Avoidant personality disorder

Obsessive compulsive personality disorder

Anxiety disorder secondary to medical issues (I was born with a serious mitochondria disorder that made me feel weak and anxious for my survival).

      In both types of personalities, one feels that as one is, one is not good enough and that in groups other people would see one as not good enough and judge one as inadequate and reject one; rejection makes one feel anxious; to avoid anxiety from anticipated rejection, neurotics of the avoidant and obsessive-compulsive types stay away from people and keep to themselves.

      Obsessive-compulsive neurotics want to be the best students at their schools, want to be ideal and perfect, and are afraid of making mistakes, or failing, for to fail and make mistakes is to be seen as not perfect; they are filled with anxiety from sense of not been the best at what they do; as students they tend to be afraid of submitting their assignments to their teachers least they are seen as not perfect; they tend to be very bright; many of our university professors tend to have obsessive compulsive personality disorder.

     Usually, you can diagnose neurosis in elementary school children.
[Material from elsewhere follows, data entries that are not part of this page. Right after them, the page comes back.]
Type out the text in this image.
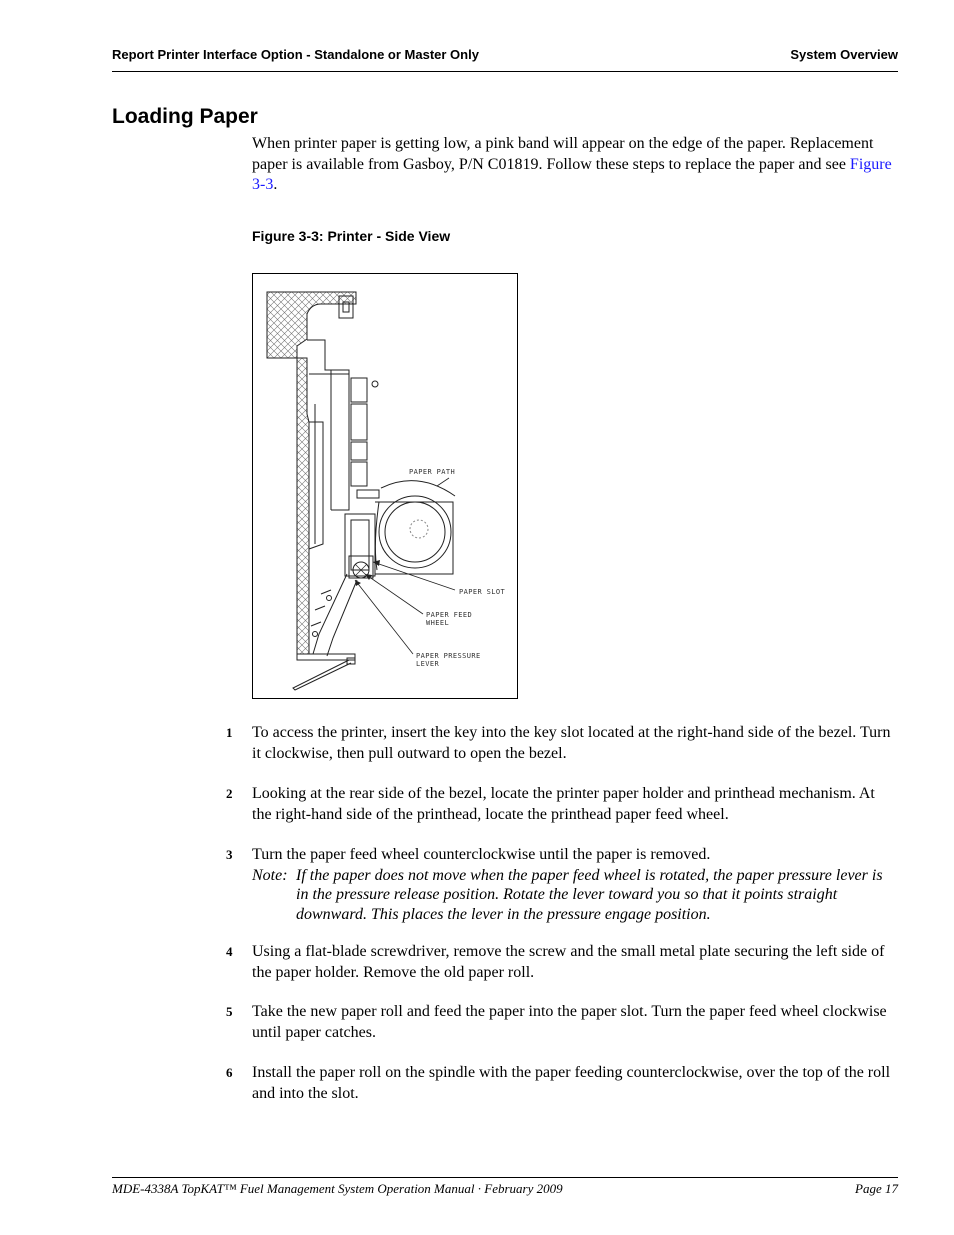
Report Printer Interface Option - Standalone or Master Only	System Overview
Loading Paper

When printer paper is getting low, a pink band will appear on the edge of the paper. Replacement paper is available from Gasboy, P/N C01819. Follow these steps to replace the paper and see Figure 3-3.

Figure 3-3: Printer - Side View

PAPER PATH
PAPER SLOT
PAPER FEED
WHEEL
PAPER PRESSURE
LEVER
1 To access the printer, insert the key into the key slot located at the right-hand side of the bezel. Turn it clockwise, then pull outward to open the bezel.
2 Looking at the rear side of the bezel, locate the printer paper holder and printhead mechanism. At the right-hand side of the printhead, locate the printhead paper feed wheel.
3 Turn the paper feed wheel counterclockwise until the paper is removed.
Note: If the paper does not move when the paper feed wheel is rotated, the paper pressure lever is in the pressure release position. Rotate the lever toward you so that it points straight downward. This places the lever in the pressure engage position.
4 Using a flat-blade screwdriver, remove the screw and the small metal plate securing the left side of the paper holder. Remove the old paper roll.
5 Take the new paper roll and feed the paper into the paper slot. Turn the paper feed wheel clockwise until paper catches.
6 Install the paper roll on the spindle with the paper feeding counterclockwise, over the top of the roll and into the slot.
MDE-4338A TopKAT™ Fuel Management System Operation Manual · February 2009	Page 17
I certainly have been anxious from about age six when I began elementary schooling.

      To overcome anxiety neurosis, one must give up all desire for superiority; one must stop seeking ideal self, stop wishing to be a perfect self, and accept one’s imperfection and accept other people who are imperfect and live with human imperfection.

    I am a mental health professional and feel compelled to explain the nature of anxiety and personality types, but I will resist that urge, for it is not what these notes are about.
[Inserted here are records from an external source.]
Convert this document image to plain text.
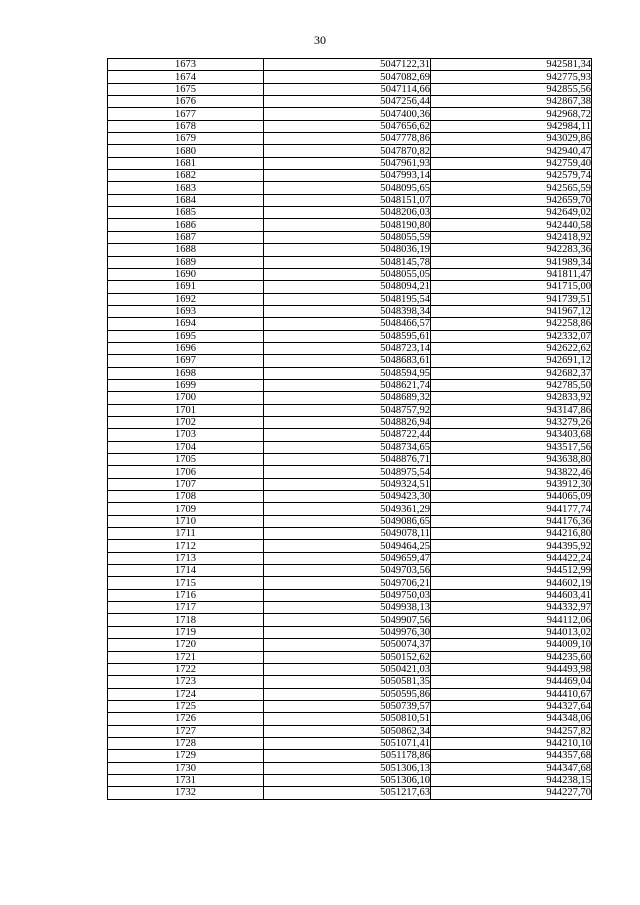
30
1673	5047122,31	942581,34
1674	5047082,69	942775,93
1675	5047114,66	942855,56
1676	5047256,44	942867,38
1677	5047400,36	942968,72
1678	5047656,62	942984,11
1679	5047778,86	943029,86
1680	5047870,82	942940,47
1681	5047961,93	942759,40
1682	5047993,14	942579,74
1683	5048095,65	942565,59
1684	5048151,07	942659,70
1685	5048206,03	942649,02
1686	5048190,80	942440,58
1687	5048055,59	942418,92
1688	5048036,19	942283,36
1689	5048145,78	941989,34
1690	5048055,05	941811,47
1691	5048094,21	941715,00
1692	5048195,54	941739,51
1693	5048398,34	941967,12
1694	5048466,57	942258,86
1695	5048595,61	942332,07
1696	5048723,14	942622,62
1697	5048683,61	942691,12
1698	5048594,95	942682,37
1699	5048621,74	942785,50
1700	5048689,32	942833,92
1701	5048757,92	943147,86
1702	5048826,94	943279,26
1703	5048722,44	943403,68
1704	5048734,65	943517,56
1705	5048876,71	943638,80
1706	5048975,54	943822,46
1707	5049324,51	943912,30
1708	5049423,30	944065,09
1709	5049361,29	944177,74
1710	5049086,65	944176,36
1711	5049078,11	944216,80
1712	5049464,25	944395,92
1713	5049659,47	944422,24
1714	5049703,56	944512,99
1715	5049706,21	944602,19
1716	5049750,03	944603,41
1717	5049938,13	944332,97
1718	5049907,56	944112,06
1719	5049976,30	944013,02
1720	5050074,37	944009,10
1721	5050152,62	944235,60
1722	5050421,03	944493,98
1723	5050581,35	944469,04
1724	5050595,86	944410,67
1725	5050739,57	944327,64
1726	5050810,51	944348,06
1727	5050862,34	944257,82
1728	5051071,41	944210,10
1729	5051178,86	944357,68
1730	5051306,13	944347,68
1731	5051306,10	944238,15
1732	5051217,63	944227,70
      If you feel that you tend to be anxious in group setting and may have a neurotic personality  type (the neurotic personalities are avoidant, dependent, obsessive-compulsive and passive-aggressive personality disorders; if you are very intelligent you are probably a neurotic type), well, go see your shrink; shrinks help folks to shrink their egos down, bring them to normal levels so that they do not go about thinking that they are special and better or worse than other people.

     If you see you as the same and coequal with all people, man and woman, black and white, you do not feel anxious around people.

      This is the point that I hope that I made here. I am not doing serious clinical work here!




Adler, Alfred (1911/1987). The Neurotic Constitution. New York: Ayer.

Horney, Karen (1950). Neurosis and Human Growth. New York: Norton.

The American Psychiatric Association (2013). Diagnostic and Statistical Manual, Fifth Edition. Washington DC. APA Press.